Standardize all your boilerplate into structured content


Structured content is content that has a specific purpose and can often be repurposed across a documentation set. Once created, each content item becomes a library item in a content management system and can be selected for inclusion in any new doc with a few clicks. Something like a TOS (Terms Of Service) doc can work across an entire product line. Going to structured content approach ensures less duplication of effort.


Our translation memory systems eliminate redundant translation


If you send us a series of projects for translation, we run it through a system that identifies chunks of content that have already been translated. If it is a 100% match, it will not get sent out for translation again. If it is a 90% or more match, it can be flagged for review by the translator to determine whether it needs to be translated. This information is stored in the translation memory application in a data silo dedicated to your company. Each time you send us content for translation, that memory is applied to the content to eliminate unnecessary translation. The savings realized are passed on to the client.


Translation pricing is based on word count


Because of this pricing model, developing a standardized library of required content, that is reused in many documentation projects, can save you a lot of money and time. Translate once, reuse, and move on. One way to measure this is to take any content you regularly copy and paste, and save it in a library on your content management system, or even a dedicated folder if you are still working in older documentation tools. The problem with the folder approach is version control. If one user copies it then makes small changes, it can get flagged for translation again. Centralizing it in a CMS offers version control tools that eliminate these costly random changes. If a change is made it is automatically reflected across all uses of that content


A challenge for tech writers and documentation managers


While this article focuses on specific translation decisions that address manufacturing documentation translation, the recommendation of moving to a CMS represents a fundamental change in the way a business manages their information assets. The major challenges to implementing a new content development and distribution process are the tech writers and managers who create the original content. They have to buy into changing everything about the way they work, essentially going from siloed word processing workflows, to working in a centralized system with content being managed like data.


Manufacturing documentation, when translations are added in, can be a large complex issue


While this can be a painful, and initially costly process, for a large organization creating large sets of documentation, training, marketing, and other content in a variety of publication formats, including multimedia and multi-device publication, it will be far more efficient.
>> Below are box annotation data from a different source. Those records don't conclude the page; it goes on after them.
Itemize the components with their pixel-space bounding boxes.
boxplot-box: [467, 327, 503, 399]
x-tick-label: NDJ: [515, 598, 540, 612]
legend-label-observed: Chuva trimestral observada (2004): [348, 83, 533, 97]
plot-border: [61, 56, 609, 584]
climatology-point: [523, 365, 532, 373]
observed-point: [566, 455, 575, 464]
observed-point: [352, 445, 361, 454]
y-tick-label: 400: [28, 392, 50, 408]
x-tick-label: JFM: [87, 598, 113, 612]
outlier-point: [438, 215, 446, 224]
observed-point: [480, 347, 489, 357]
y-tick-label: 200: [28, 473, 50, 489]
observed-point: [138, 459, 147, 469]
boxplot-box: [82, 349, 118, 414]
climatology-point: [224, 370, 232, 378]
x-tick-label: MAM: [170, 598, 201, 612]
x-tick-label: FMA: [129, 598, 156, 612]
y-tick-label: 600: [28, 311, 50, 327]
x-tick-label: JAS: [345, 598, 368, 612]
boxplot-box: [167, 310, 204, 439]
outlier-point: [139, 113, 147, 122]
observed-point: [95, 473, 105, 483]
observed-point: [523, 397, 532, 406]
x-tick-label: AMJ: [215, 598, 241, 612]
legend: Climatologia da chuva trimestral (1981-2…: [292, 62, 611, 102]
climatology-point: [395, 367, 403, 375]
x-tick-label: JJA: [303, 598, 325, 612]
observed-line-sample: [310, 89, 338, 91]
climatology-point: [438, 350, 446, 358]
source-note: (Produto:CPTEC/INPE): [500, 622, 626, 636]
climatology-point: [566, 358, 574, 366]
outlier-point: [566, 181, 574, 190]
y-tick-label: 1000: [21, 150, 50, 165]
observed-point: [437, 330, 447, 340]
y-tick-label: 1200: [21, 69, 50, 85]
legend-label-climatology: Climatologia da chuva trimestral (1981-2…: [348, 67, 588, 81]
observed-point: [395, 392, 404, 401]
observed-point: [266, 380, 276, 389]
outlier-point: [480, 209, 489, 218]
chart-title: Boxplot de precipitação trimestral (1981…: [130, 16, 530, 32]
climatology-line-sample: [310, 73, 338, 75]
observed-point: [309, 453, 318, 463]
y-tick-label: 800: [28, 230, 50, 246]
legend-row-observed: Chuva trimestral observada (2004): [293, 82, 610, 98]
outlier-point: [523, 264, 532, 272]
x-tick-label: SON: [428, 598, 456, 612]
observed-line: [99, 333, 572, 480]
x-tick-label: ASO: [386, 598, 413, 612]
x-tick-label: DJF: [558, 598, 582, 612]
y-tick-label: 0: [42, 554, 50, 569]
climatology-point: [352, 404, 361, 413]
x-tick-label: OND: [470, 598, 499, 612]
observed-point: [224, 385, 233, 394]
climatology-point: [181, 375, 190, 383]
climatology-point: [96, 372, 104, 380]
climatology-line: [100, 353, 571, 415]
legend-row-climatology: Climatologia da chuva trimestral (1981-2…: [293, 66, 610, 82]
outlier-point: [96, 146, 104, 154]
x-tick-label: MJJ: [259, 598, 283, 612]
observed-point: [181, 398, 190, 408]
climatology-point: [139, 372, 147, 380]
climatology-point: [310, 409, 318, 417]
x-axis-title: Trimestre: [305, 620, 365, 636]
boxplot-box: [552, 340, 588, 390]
If you are creating tens of thousands of content items (not unusual in large product lines or complex information businesses) and you are translating into multiple languages (it is not unusual to be translating into ten or more languages), efficiencies from these changes will make an enormous difference in the costs of translation and distribution of translated content into global markets.


Benefits: Lower errors and omissions, faster turnaround, easier updating and elimination of redundant writing and translation


Each of the above benefits, when viewed from the lens of translation management, can represent significant savings. As global markets expand, translation becomes a major cost center and a potentially major roadblock to market entry. Investing in advanced systems for content creation and management can remove those roadblocks or make them easier to navigate.


The takeaway: Modern content management systems and processes show the highest rate of return with translation.

There are many benefits to going to a structured content strategy long term. Your docs become far more flexible and you are able to respond far faster to new product introductions and orders requiring translated documentation. There are many additional benefits, but if you require translation, a content management strategy will see the highest measurable ROI, out of the box, with translation savings.